There is nothing wrong with having different preferences when it comes to the art of dosa making. Your boyfriend might have dissimilar tastes than yours, but there is no harm in indulging him once in a while. You never know when you start enjoying it on the floor too. It is normal to try to introduce some spice into your otherwise plain dosa batter, it might jazz things up a little and might end up enjoying yourself.

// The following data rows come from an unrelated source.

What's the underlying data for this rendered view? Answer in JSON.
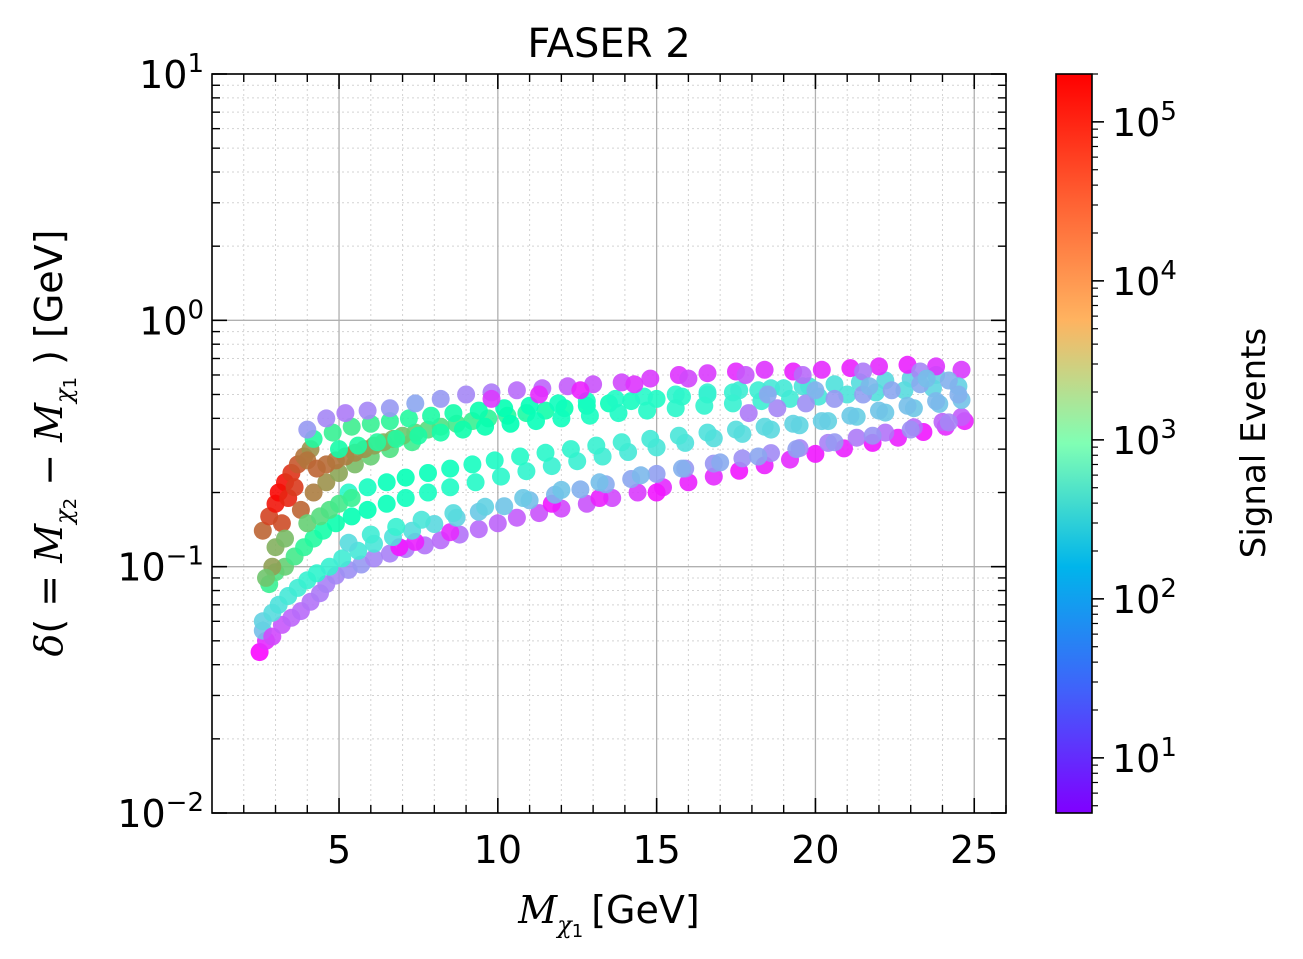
{
  "chart_data": {
    "type": "scatter",
    "title": "FASER 2",
    "xlabel": {
      "symbol": "M",
      "subscript": "χ",
      "subsubscript": "1",
      "unit": "[GeV]"
    },
    "ylabel": {
      "delta": "δ",
      "open": "( = ",
      "m2": "M",
      "sub2": "χ",
      "subsub2": "2",
      "minus": " − ",
      "m1": "M",
      "sub1": "χ",
      "subsub1": "1",
      "close": " ) [GeV]"
    },
    "x_scale": "linear",
    "y_scale": "log",
    "xlim": [
      1,
      26
    ],
    "ylim": [
      0.01,
      10
    ],
    "x_ticks": [
      {
        "value": 5,
        "label": "5"
      },
      {
        "value": 10,
        "label": "10"
      },
      {
        "value": 15,
        "label": "15"
      },
      {
        "value": 20,
        "label": "20"
      },
      {
        "value": 25,
        "label": "25"
      }
    ],
    "y_ticks": [
      {
        "value": 0.01,
        "base": "10",
        "exp": "−2"
      },
      {
        "value": 0.1,
        "base": "10",
        "exp": "−1"
      },
      {
        "value": 1,
        "base": "10",
        "exp": "0"
      },
      {
        "value": 10,
        "base": "10",
        "exp": "1"
      }
    ],
    "grid": true,
    "colorbar": {
      "label": "Signal Events",
      "scale": "log",
      "colormap": "rainbow",
      "range": [
        4.5,
        200000
      ],
      "ticks": [
        {
          "value": 10,
          "base": "10",
          "exp": "1"
        },
        {
          "value": 100,
          "base": "10",
          "exp": "2"
        },
        {
          "value": 1000,
          "base": "10",
          "exp": "3"
        },
        {
          "value": 10000,
          "base": "10",
          "exp": "4"
        },
        {
          "value": 100000,
          "base": "10",
          "exp": "5"
        }
      ]
    },
    "points_columns": [
      "x_GeV",
      "delta_GeV",
      "signal_events"
    ],
    "points": [
      [
        2.5,
        0.045,
        5
      ],
      [
        2.7,
        0.05,
        8
      ],
      [
        2.6,
        0.055,
        80
      ],
      [
        2.9,
        0.052,
        12
      ],
      [
        3.2,
        0.058,
        15
      ],
      [
        3.5,
        0.062,
        18
      ],
      [
        3.8,
        0.066,
        20
      ],
      [
        4.1,
        0.072,
        22
      ],
      [
        4.4,
        0.078,
        25
      ],
      [
        4.6,
        0.085,
        28
      ],
      [
        4.9,
        0.092,
        30
      ],
      [
        5.3,
        0.097,
        35
      ],
      [
        5.7,
        0.102,
        40
      ],
      [
        6.1,
        0.108,
        30
      ],
      [
        6.6,
        0.113,
        28
      ],
      [
        7.1,
        0.118,
        25
      ],
      [
        7.7,
        0.122,
        22
      ],
      [
        8.2,
        0.128,
        20
      ],
      [
        8.8,
        0.135,
        22
      ],
      [
        9.4,
        0.142,
        20
      ],
      [
        10.0,
        0.15,
        18
      ],
      [
        10.6,
        0.158,
        16
      ],
      [
        11.3,
        0.165,
        14
      ],
      [
        12.0,
        0.172,
        12
      ],
      [
        12.8,
        0.18,
        14
      ],
      [
        13.6,
        0.19,
        12
      ],
      [
        14.4,
        0.2,
        10
      ],
      [
        15.2,
        0.21,
        8
      ],
      [
        16.0,
        0.22,
        7
      ],
      [
        16.8,
        0.232,
        8
      ],
      [
        17.6,
        0.245,
        6
      ],
      [
        18.4,
        0.258,
        7
      ],
      [
        19.2,
        0.272,
        8
      ],
      [
        20.0,
        0.287,
        6
      ],
      [
        20.9,
        0.302,
        7
      ],
      [
        21.8,
        0.318,
        6
      ],
      [
        22.6,
        0.334,
        7
      ],
      [
        23.4,
        0.352,
        6
      ],
      [
        24.1,
        0.37,
        8
      ],
      [
        24.7,
        0.39,
        7
      ],
      [
        6.9,
        0.12,
        6
      ],
      [
        7.4,
        0.126,
        7
      ],
      [
        8.5,
        0.138,
        8
      ],
      [
        11.7,
        0.18,
        6
      ],
      [
        13.2,
        0.19,
        7
      ],
      [
        15.0,
        0.2,
        6
      ],
      [
        2.6,
        0.06,
        120
      ],
      [
        2.9,
        0.065,
        150
      ],
      [
        3.1,
        0.07,
        180
      ],
      [
        3.4,
        0.076,
        220
      ],
      [
        3.7,
        0.082,
        250
      ],
      [
        4.0,
        0.088,
        300
      ],
      [
        4.3,
        0.094,
        350
      ],
      [
        4.7,
        0.1,
        300
      ],
      [
        5.1,
        0.108,
        250
      ],
      [
        5.6,
        0.116,
        220
      ],
      [
        6.1,
        0.124,
        200
      ],
      [
        6.7,
        0.132,
        180
      ],
      [
        7.3,
        0.14,
        160
      ],
      [
        8.0,
        0.149,
        140
      ],
      [
        8.7,
        0.158,
        120
      ],
      [
        9.4,
        0.167,
        100
      ],
      [
        10.2,
        0.176,
        90
      ],
      [
        11.0,
        0.186,
        80
      ],
      [
        11.8,
        0.196,
        70
      ],
      [
        12.6,
        0.206,
        60
      ],
      [
        13.4,
        0.216,
        55
      ],
      [
        14.2,
        0.227,
        50
      ],
      [
        15.0,
        0.238,
        45
      ],
      [
        15.9,
        0.25,
        40
      ],
      [
        16.8,
        0.262,
        38
      ],
      [
        17.7,
        0.275,
        35
      ],
      [
        18.6,
        0.289,
        32
      ],
      [
        19.5,
        0.303,
        30
      ],
      [
        20.4,
        0.318,
        28
      ],
      [
        21.3,
        0.334,
        25
      ],
      [
        22.2,
        0.35,
        22
      ],
      [
        23.1,
        0.368,
        20
      ],
      [
        24.0,
        0.387,
        18
      ],
      [
        24.6,
        0.405,
        16
      ],
      [
        5.3,
        0.125,
        150
      ],
      [
        6.0,
        0.135,
        250
      ],
      [
        6.8,
        0.145,
        300
      ],
      [
        7.6,
        0.155,
        200
      ],
      [
        8.6,
        0.165,
        150
      ],
      [
        9.6,
        0.175,
        120
      ],
      [
        10.8,
        0.19,
        100
      ],
      [
        12.0,
        0.205,
        90
      ],
      [
        13.2,
        0.22,
        80
      ],
      [
        14.5,
        0.235,
        70
      ],
      [
        15.8,
        0.25,
        60
      ],
      [
        17.0,
        0.265,
        55
      ],
      [
        18.2,
        0.28,
        50
      ],
      [
        19.4,
        0.3,
        45
      ],
      [
        20.6,
        0.32,
        40
      ],
      [
        21.8,
        0.34,
        38
      ],
      [
        23.0,
        0.36,
        35
      ],
      [
        24.2,
        0.385,
        30
      ],
      [
        2.8,
        0.085,
        3000
      ],
      [
        3.0,
        0.095,
        5000
      ],
      [
        3.3,
        0.1,
        8000
      ],
      [
        3.6,
        0.11,
        4000
      ],
      [
        3.9,
        0.12,
        2500
      ],
      [
        4.2,
        0.13,
        2000
      ],
      [
        4.5,
        0.14,
        1500
      ],
      [
        4.9,
        0.15,
        1200
      ],
      [
        5.4,
        0.16,
        1000
      ],
      [
        5.9,
        0.17,
        900
      ],
      [
        6.5,
        0.18,
        800
      ],
      [
        7.1,
        0.19,
        700
      ],
      [
        7.8,
        0.2,
        600
      ],
      [
        8.5,
        0.21,
        500
      ],
      [
        9.3,
        0.22,
        450
      ],
      [
        10.1,
        0.232,
        400
      ],
      [
        10.9,
        0.244,
        350
      ],
      [
        11.7,
        0.256,
        300
      ],
      [
        12.5,
        0.268,
        280
      ],
      [
        13.3,
        0.28,
        250
      ],
      [
        14.1,
        0.292,
        220
      ],
      [
        15.0,
        0.305,
        200
      ],
      [
        15.9,
        0.318,
        180
      ],
      [
        16.8,
        0.332,
        160
      ],
      [
        17.7,
        0.346,
        150
      ],
      [
        18.6,
        0.36,
        140
      ],
      [
        19.5,
        0.375,
        130
      ],
      [
        20.4,
        0.39,
        120
      ],
      [
        21.3,
        0.406,
        110
      ],
      [
        22.2,
        0.422,
        100
      ],
      [
        23.1,
        0.44,
        95
      ],
      [
        23.9,
        0.458,
        90
      ],
      [
        24.6,
        0.475,
        85
      ],
      [
        2.6,
        0.14,
        50000
      ],
      [
        2.8,
        0.16,
        80000
      ],
      [
        3.0,
        0.18,
        150000
      ],
      [
        3.1,
        0.2,
        180000
      ],
      [
        3.3,
        0.22,
        160000
      ],
      [
        3.5,
        0.24,
        100000
      ],
      [
        3.7,
        0.26,
        60000
      ],
      [
        3.9,
        0.28,
        40000
      ],
      [
        4.1,
        0.3,
        25000
      ],
      [
        3.4,
        0.19,
        120000
      ],
      [
        3.6,
        0.21,
        90000
      ],
      [
        3.2,
        0.15,
        70000
      ],
      [
        3.8,
        0.17,
        50000
      ],
      [
        4.2,
        0.2,
        35000
      ],
      [
        4.6,
        0.22,
        25000
      ],
      [
        5.0,
        0.24,
        18000
      ],
      [
        5.5,
        0.26,
        12000
      ],
      [
        6.0,
        0.28,
        8000
      ],
      [
        6.6,
        0.3,
        5000
      ],
      [
        7.3,
        0.32,
        3500
      ],
      [
        4.0,
        0.27,
        40000
      ],
      [
        4.3,
        0.25,
        50000
      ],
      [
        4.6,
        0.26,
        45000
      ],
      [
        4.9,
        0.27,
        40000
      ],
      [
        5.2,
        0.28,
        35000
      ],
      [
        5.5,
        0.29,
        30000
      ],
      [
        5.8,
        0.3,
        25000
      ],
      [
        6.1,
        0.31,
        20000
      ],
      [
        6.4,
        0.32,
        16000
      ],
      [
        6.7,
        0.33,
        13000
      ],
      [
        7.0,
        0.34,
        10000
      ],
      [
        7.4,
        0.35,
        8000
      ],
      [
        7.8,
        0.36,
        6000
      ],
      [
        8.2,
        0.37,
        5000
      ],
      [
        8.7,
        0.38,
        4000
      ],
      [
        9.2,
        0.39,
        3200
      ],
      [
        9.7,
        0.4,
        2600
      ],
      [
        10.3,
        0.41,
        2100
      ],
      [
        10.9,
        0.42,
        1700
      ],
      [
        11.5,
        0.43,
        1400
      ],
      [
        12.1,
        0.44,
        1100
      ],
      [
        12.8,
        0.45,
        900
      ],
      [
        13.5,
        0.46,
        750
      ],
      [
        14.2,
        0.47,
        600
      ],
      [
        15.0,
        0.48,
        500
      ],
      [
        15.8,
        0.49,
        420
      ],
      [
        16.6,
        0.5,
        350
      ],
      [
        17.4,
        0.51,
        300
      ],
      [
        18.2,
        0.52,
        260
      ],
      [
        19.0,
        0.53,
        230
      ],
      [
        19.8,
        0.54,
        200
      ],
      [
        20.6,
        0.55,
        180
      ],
      [
        21.4,
        0.56,
        160
      ],
      [
        22.2,
        0.57,
        140
      ],
      [
        23.0,
        0.58,
        120
      ],
      [
        23.8,
        0.6,
        110
      ],
      [
        4.2,
        0.33,
        2000
      ],
      [
        4.8,
        0.35,
        3000
      ],
      [
        5.4,
        0.37,
        3500
      ],
      [
        6.0,
        0.38,
        3000
      ],
      [
        6.6,
        0.39,
        2500
      ],
      [
        7.2,
        0.4,
        2000
      ],
      [
        7.9,
        0.41,
        1700
      ],
      [
        8.6,
        0.42,
        1400
      ],
      [
        9.4,
        0.43,
        1200
      ],
      [
        10.2,
        0.44,
        1000
      ],
      [
        11.0,
        0.45,
        850
      ],
      [
        11.9,
        0.46,
        700
      ],
      [
        12.8,
        0.47,
        600
      ],
      [
        13.7,
        0.48,
        500
      ],
      [
        14.6,
        0.49,
        420
      ],
      [
        15.6,
        0.5,
        360
      ],
      [
        16.6,
        0.51,
        300
      ],
      [
        17.6,
        0.52,
        260
      ],
      [
        18.6,
        0.53,
        220
      ],
      [
        19.6,
        0.54,
        190
      ],
      [
        4.0,
        0.36,
        40
      ],
      [
        4.6,
        0.4,
        30
      ],
      [
        5.2,
        0.42,
        25
      ],
      [
        5.9,
        0.43,
        30
      ],
      [
        6.6,
        0.44,
        40
      ],
      [
        7.4,
        0.46,
        50
      ],
      [
        8.2,
        0.48,
        40
      ],
      [
        9.0,
        0.5,
        30
      ],
      [
        9.8,
        0.51,
        25
      ],
      [
        10.6,
        0.52,
        20
      ],
      [
        11.4,
        0.53,
        18
      ],
      [
        12.2,
        0.54,
        16
      ],
      [
        13.0,
        0.55,
        14
      ],
      [
        13.9,
        0.56,
        12
      ],
      [
        14.8,
        0.58,
        10
      ],
      [
        15.7,
        0.6,
        9
      ],
      [
        16.6,
        0.61,
        10
      ],
      [
        17.5,
        0.62,
        8
      ],
      [
        18.4,
        0.63,
        9
      ],
      [
        19.3,
        0.62,
        7
      ],
      [
        20.2,
        0.63,
        8
      ],
      [
        21.1,
        0.64,
        7
      ],
      [
        22.0,
        0.65,
        8
      ],
      [
        22.9,
        0.66,
        7
      ],
      [
        23.8,
        0.65,
        9
      ],
      [
        24.6,
        0.63,
        10
      ],
      [
        9.8,
        0.48,
        10
      ],
      [
        11.3,
        0.5,
        8
      ],
      [
        12.6,
        0.52,
        7
      ],
      [
        14.3,
        0.55,
        9
      ],
      [
        16.0,
        0.58,
        12
      ],
      [
        17.8,
        0.6,
        15
      ],
      [
        19.6,
        0.6,
        20
      ],
      [
        21.5,
        0.62,
        25
      ],
      [
        23.3,
        0.62,
        30
      ],
      [
        5.0,
        0.3,
        1500
      ],
      [
        5.6,
        0.31,
        1800
      ],
      [
        6.2,
        0.32,
        2200
      ],
      [
        6.8,
        0.33,
        2000
      ],
      [
        7.5,
        0.34,
        1700
      ],
      [
        8.2,
        0.35,
        1500
      ],
      [
        8.9,
        0.36,
        1300
      ],
      [
        9.6,
        0.37,
        1100
      ],
      [
        10.4,
        0.38,
        950
      ],
      [
        11.2,
        0.39,
        800
      ],
      [
        12.0,
        0.4,
        700
      ],
      [
        12.9,
        0.41,
        600
      ],
      [
        13.8,
        0.42,
        520
      ],
      [
        14.7,
        0.43,
        450
      ],
      [
        15.6,
        0.44,
        390
      ],
      [
        16.5,
        0.45,
        340
      ],
      [
        17.4,
        0.46,
        300
      ],
      [
        18.3,
        0.47,
        270
      ],
      [
        19.2,
        0.48,
        240
      ],
      [
        20.1,
        0.49,
        210
      ],
      [
        21.0,
        0.5,
        190
      ],
      [
        21.9,
        0.51,
        170
      ],
      [
        22.8,
        0.52,
        150
      ],
      [
        23.7,
        0.53,
        130
      ],
      [
        24.5,
        0.54,
        115
      ],
      [
        5.3,
        0.2,
        400
      ],
      [
        5.9,
        0.21,
        600
      ],
      [
        6.5,
        0.22,
        800
      ],
      [
        7.1,
        0.23,
        900
      ],
      [
        7.8,
        0.24,
        800
      ],
      [
        8.5,
        0.25,
        700
      ],
      [
        9.2,
        0.26,
        600
      ],
      [
        9.9,
        0.27,
        520
      ],
      [
        10.7,
        0.28,
        450
      ],
      [
        11.5,
        0.29,
        400
      ],
      [
        12.3,
        0.3,
        350
      ],
      [
        13.1,
        0.31,
        300
      ],
      [
        13.9,
        0.32,
        260
      ],
      [
        14.8,
        0.33,
        230
      ],
      [
        15.7,
        0.34,
        200
      ],
      [
        16.6,
        0.35,
        180
      ],
      [
        17.5,
        0.36,
        160
      ],
      [
        18.4,
        0.37,
        140
      ],
      [
        19.3,
        0.38,
        125
      ],
      [
        20.2,
        0.39,
        110
      ],
      [
        21.1,
        0.41,
        100
      ],
      [
        22.0,
        0.43,
        90
      ],
      [
        22.9,
        0.45,
        80
      ],
      [
        23.8,
        0.47,
        70
      ],
      [
        24.5,
        0.5,
        60
      ],
      [
        17.9,
        0.42,
        25
      ],
      [
        18.8,
        0.44,
        30
      ],
      [
        19.7,
        0.46,
        35
      ],
      [
        20.6,
        0.48,
        40
      ],
      [
        21.5,
        0.5,
        45
      ],
      [
        22.4,
        0.52,
        50
      ],
      [
        23.3,
        0.55,
        55
      ],
      [
        24.2,
        0.57,
        60
      ],
      [
        18.5,
        0.5,
        50
      ],
      [
        20.0,
        0.52,
        60
      ],
      [
        21.7,
        0.54,
        70
      ],
      [
        23.5,
        0.58,
        80
      ],
      [
        3.0,
        0.12,
        15000
      ],
      [
        3.3,
        0.13,
        12000
      ],
      [
        4.0,
        0.15,
        8000
      ],
      [
        4.4,
        0.16,
        6000
      ],
      [
        4.7,
        0.17,
        5000
      ],
      [
        5.0,
        0.18,
        4000
      ],
      [
        5.4,
        0.19,
        3000
      ],
      [
        2.9,
        0.1,
        20000
      ],
      [
        2.7,
        0.09,
        10000
      ]
    ]
  }
}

Finally my puttu, don’t be afraid to try out something new. But if you are not comfortable then talk to your boyfriend and let him know. You idlis can try out something else where both of you are comfortable. Lastly, don’t think too much and just have fun my naughty idlis!

 

Q. My girlfriend and I do it regularly but she has not been able to orgasm yet. What can we do to make her orgasm? Is there something wrong either of us?

A. My steamed little pattu, your question is not uncommon. In fact, it is one of the most pressing problems for almost all idlis who like to get down and dirty.

In Amma’s experience a majority of vadas can’t orgasm without some added spice! So no, it does not mean that something is wrong with either of you. Instead, your lady might be a stressed or feeling a bit anxious (or perhaps ticked off?). Even if this is not the case, getting dirtier and spicier with your dosa making might help your cause. Make sure she is aroused, tease her and make her want you more, try to be kinkier, perhaps using a blindfold and hand ties might accentuate her feelings.

Most vadas can’t climax just by simply doing the deed, they need more and they need variety. So little idli, jazz up your dosa making and don’t be afraid to be a little imaginative, put your freak on from time to time.

Be sure to make your lady happy in your bed, and she will reward you with her own secret moves too!